In a class I have a note on a scale of 1 (low) to 100 (high).
- If I get 71 on my next exam, my exams mean will be 83.
- If I get 99 on my next exam, my exams mean will be 87.
How many exams did I already have?
I've made a small python program to solve it, the result is 510 which is not realistic. My wife told me "6".
What am I doing wrong?
m = 1
found = False
while not found:
m += 1
for i in range(m):
if ((i+71.0) % 83.0)==0 \
and ((i+99.0) % 87.0)==0:
print ('Found here:', i, ((i+71.0)/83.0), ((i+99.0)/87.0))
found = True
break
The result is:
('Found here:', 510, 7.0, 7.0)
Between the two results you increase the total point sum by ___, which makes the mean go up by ___. That means that the total number of exams (including the next one) is ___.

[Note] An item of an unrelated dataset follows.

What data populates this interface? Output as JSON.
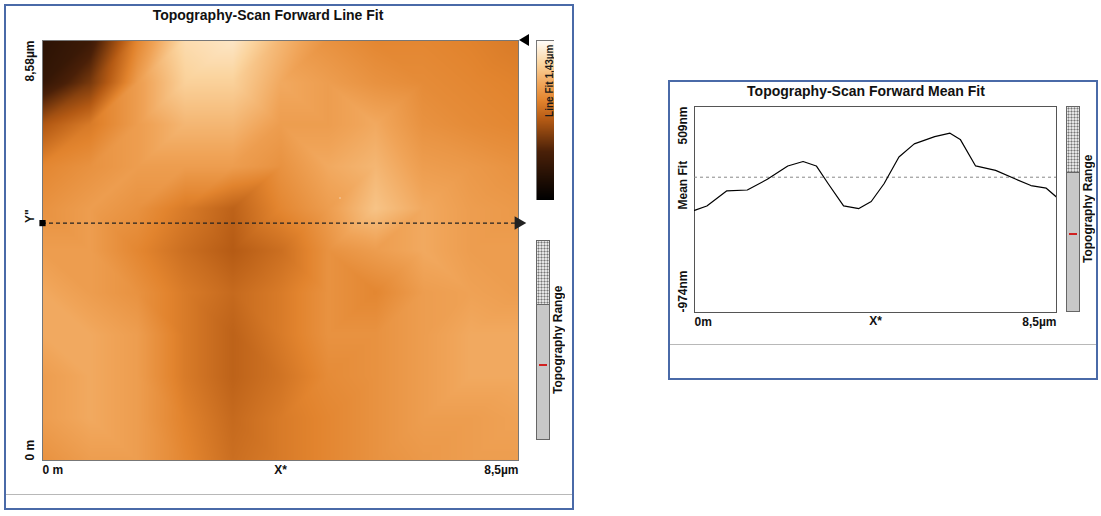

Alternatively, including the next one you'll have taken $n$ exams, for a total score of either $i+71$ or $i+99$, depending on how it goes. The number $i$ I'd the sum of all the scores in previous exams. The the final mean score is then either $$ 83=\frac{i+71}{n} $$ or $$ 87=\frac{i+99}{n} $$ Now you have two equations with two unknowns, which means they can be solved.